The Michigan Supreme Court and malpractice
Perhaps a growing reputation as an ornamental shill for the insurance industry is causing second-thoughts on Michigan's Supreme Court. This week, after declining on nine separate occasions to "correct" the lower courts' "mis-application" of the "reforming" majority's Scarsella decision, the Supreme Court finally corrected an injustice it had allowed to linger for nearly seven years. The Scarsella decision was widely believed to require that a reviewing Court dismiss any medical malpractice claim if the Affidavit of Merit filed to support it was defective--even if the defect was marginal and even if the Defendant waited until after the statute of limitations had run to raise the issue of the claimed defect. This harsh approach to Plaintiff's pleadings has been a constant for the "reforming" majority of the Court.
This month, the Supreme Court overturned a lower court decision that had allowed a sand-bagging Defendant to wait until the statute of limitations had run, and then permanently dismiss a claim that was based on an affidavit containing a defect-- without affording the Plaintiff any right to amend. The Court belatedly held that the time remaining to the Plaintiff when the affidavit was filed would remain available to the Plaintiff after a Court ruled its original affidavit was inadequate. In this way, clerical and other minor errors can be repaired if they are addressed promptly. There will be no advantage to any party associated with playing games with deadlines or alleged errors. Unfortunately, this belated response to the lower courts' misapprehension of Scarsella and the other Supreme Court decisions which had implied such a harsh result, comes too late for a significant number of Plaintiffs whose appeals were previously denied by the Court, or who gave up without filing for Leave.

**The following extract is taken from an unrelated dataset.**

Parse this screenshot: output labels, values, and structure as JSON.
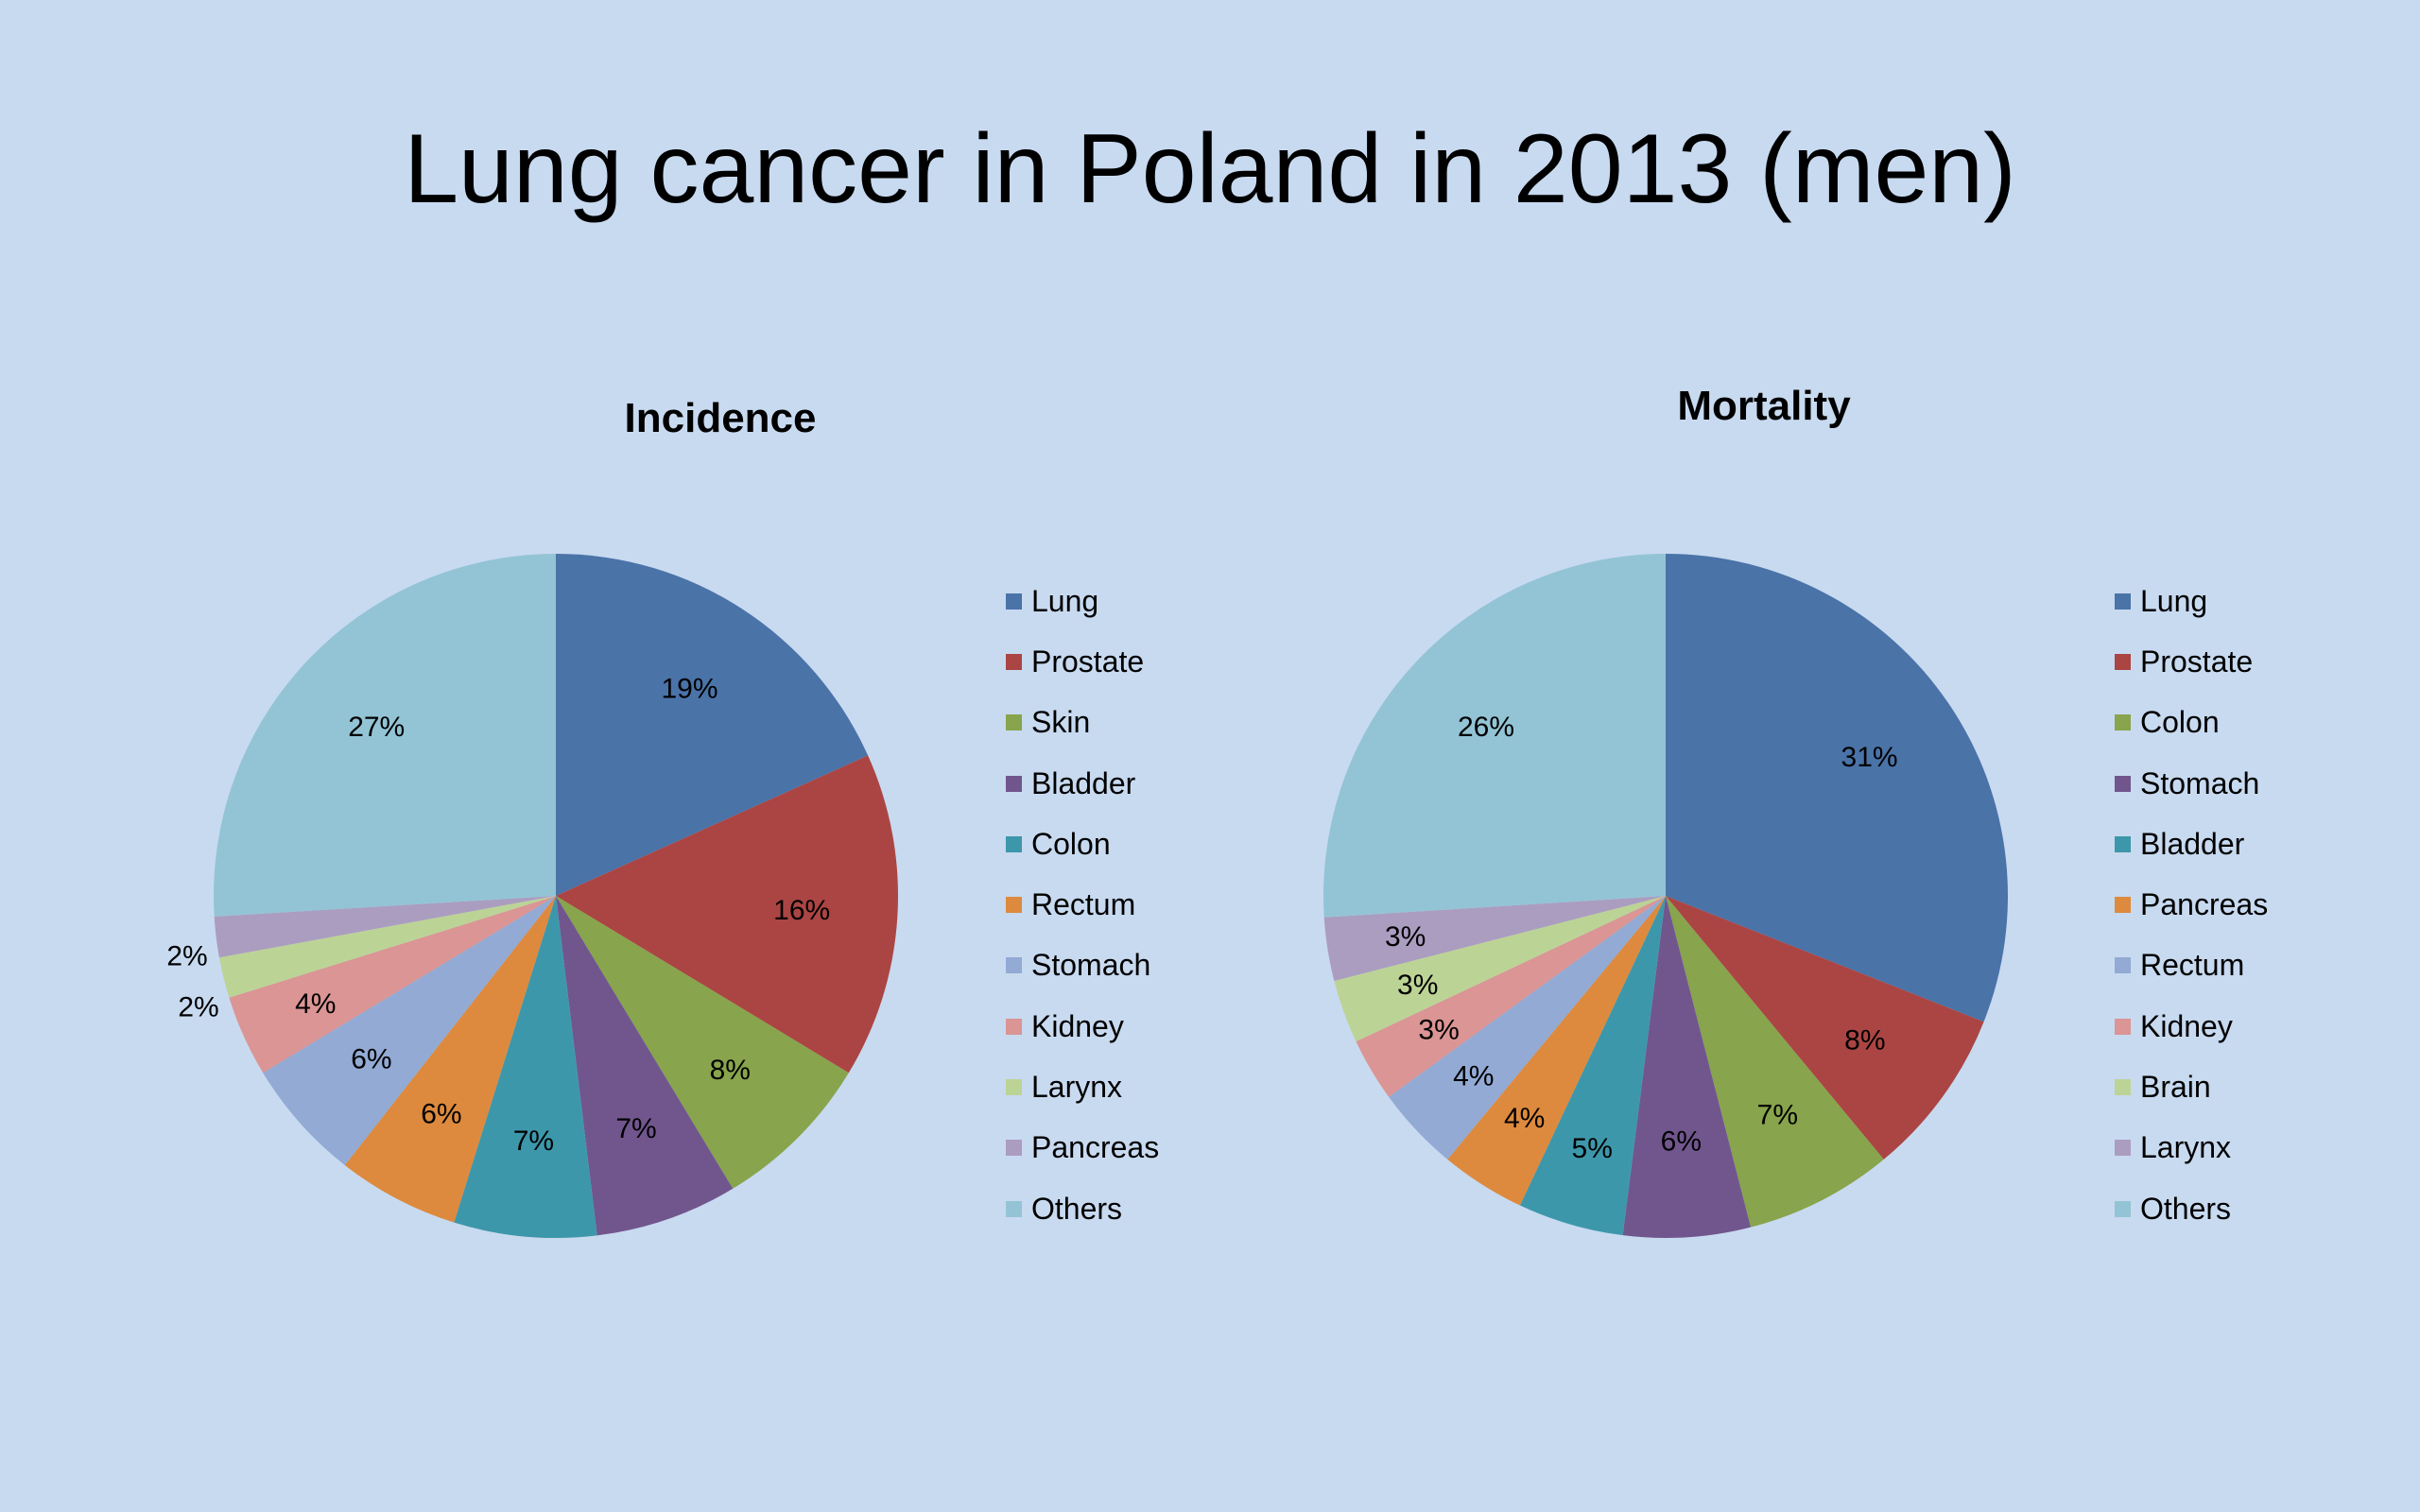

There is widespread speculation with regard to whether the conservative majority will apply this decision with equal force to minor flaws identified in the Notice of Intent which the Plaintiff is required to file prior to initiating a Complaint or conducting discovery. In equally surprising news, the Supreme Court concluded that the provision which grants mentally incompetent people temporary relief from the statute of limitations applies to malpractice claims: while it was assumed for several decades that this provision of the Revised Judicature Act applied to all personal injury claims, the conservative majority of the Court recently held that it does not apply to grant a reprieve to children or incompetent adults with no fault claims. There was widespread suspicion that if any half-reasonable argument could be identified to justify it, the majority would extend their nullification to malpractice claims as well. Oddly, they didn't. Two Democratic Justices and one Republican cited the "plain language" of the statute in a concurring opinion that refused to engage in the nugatory nonsense which has become a trademark of the current Supreme Court majority.